Bom, nessas alturas eu já estou torcendo para que a fila não ande e depois de umas três tentativas consigo pedir: “dê uns conselhos aqui para o meu filho que fica enrolando para fazer as lições de casa”. Ele dá um carinhoso tapa no ombro de Luis e não consegue forjar uma expressão severa, então ordena peremptório: “você vai fazer o seguinte: pegue uma folha de papel e faça um CARDÁPIO, tantos minutos para a lição de história, tantos minutos para a lição de matemática, tantos minutos para o lanche, você vai aprender e vai sobrar tempo demais para você brincar, mas não pode é deixar de fazer a lição e estudar.”
Insinuo política, religião e futebol, mas não sei se ele processa, porque vai falando aos borbotões sobre o que lhe dá na cabeça, aí eu digo: “o senhor é um homem sábio.” É a única vez que ele põe uma expressão entre severa e desconfiada na cara: “tem muita gente mais sabida do que eu por aí apenas não conversam igual a eu, meu nome é Hartmann, você sabe o que significa?”.

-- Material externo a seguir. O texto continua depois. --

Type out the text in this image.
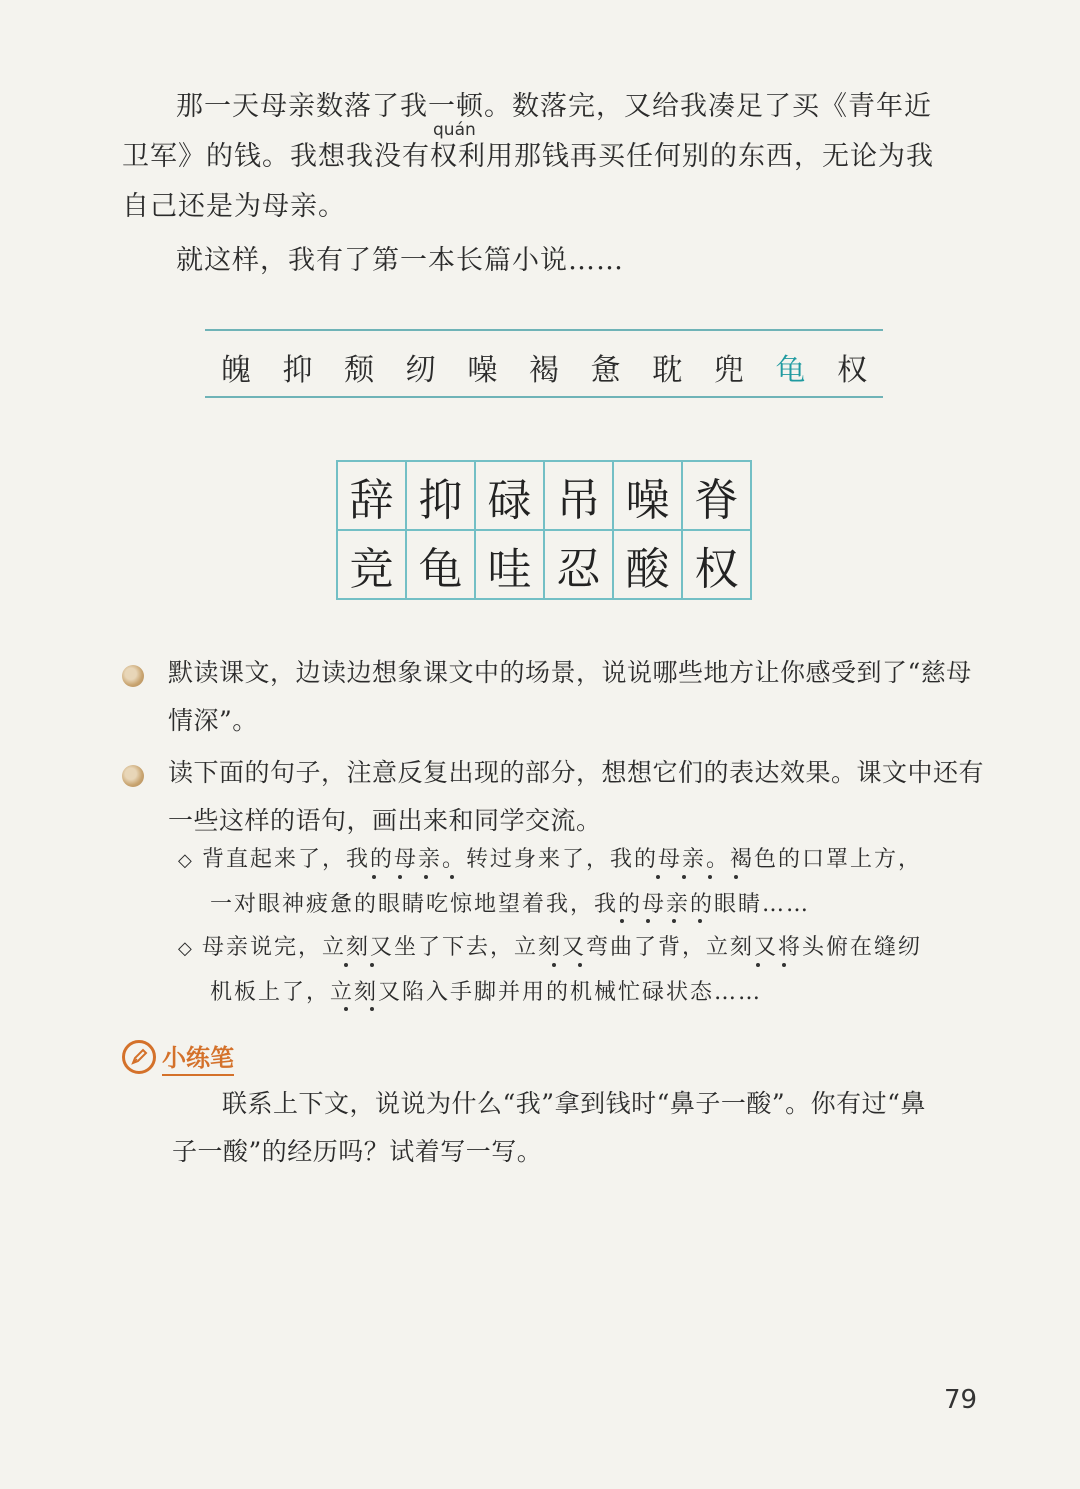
quán
那一天母亲数落了我一顿。数落完，又给我凑足了买《青年近
卫军》的钱。我想我没有权利用那钱再买任何别的东西，无论为我
自己还是为母亲。
就这样，我有了第一本长篇小说……
魄 抑 颓 纫 噪 褐 惫 耽 兜 龟 权
辞 抑 碌 吊 噪 脊
竞 龟 哇 忍 酸 权
默读课文，边读边想象课文中的场景，说说哪些地方让你感受到了“慈母
情深”。
读下面的句子，注意反复出现的部分，想想它们的表达效果。课文中还有
一些这样的语句，画出来和同学交流。
◇ 背直起来了，我的母亲。转过身来了，我的母亲。褐色的口罩上方，
一对眼神疲惫的眼睛吃惊地望着我，我的母亲的眼睛……
◇ 母亲说完，立刻又坐了下去，立刻又弯曲了背，立刻又将头俯在缝纫
机板上了，立刻又陷入手脚并用的机械忙碌状态……
小练笔
联系上下文，说说为什么“我”拿到钱时“鼻子一酸”。你有过“鼻
子一酸”的经历吗？试着写一写。
79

Lembro-me de um padre de Jorge Amado e chuto: “é homem martelo?” ele diz; “quase acertou, significa homem duro, mas meus pais foram burros, Hartmann com dois enes é alemão, com um ene só é judeu, deviam ter me registrado com um ene só; eu virava judeu e seria rico, me registraram com dois enes e eu sou um brasileiro pobre.”
Ele paga suas compras e se manda gingando e gargalhando.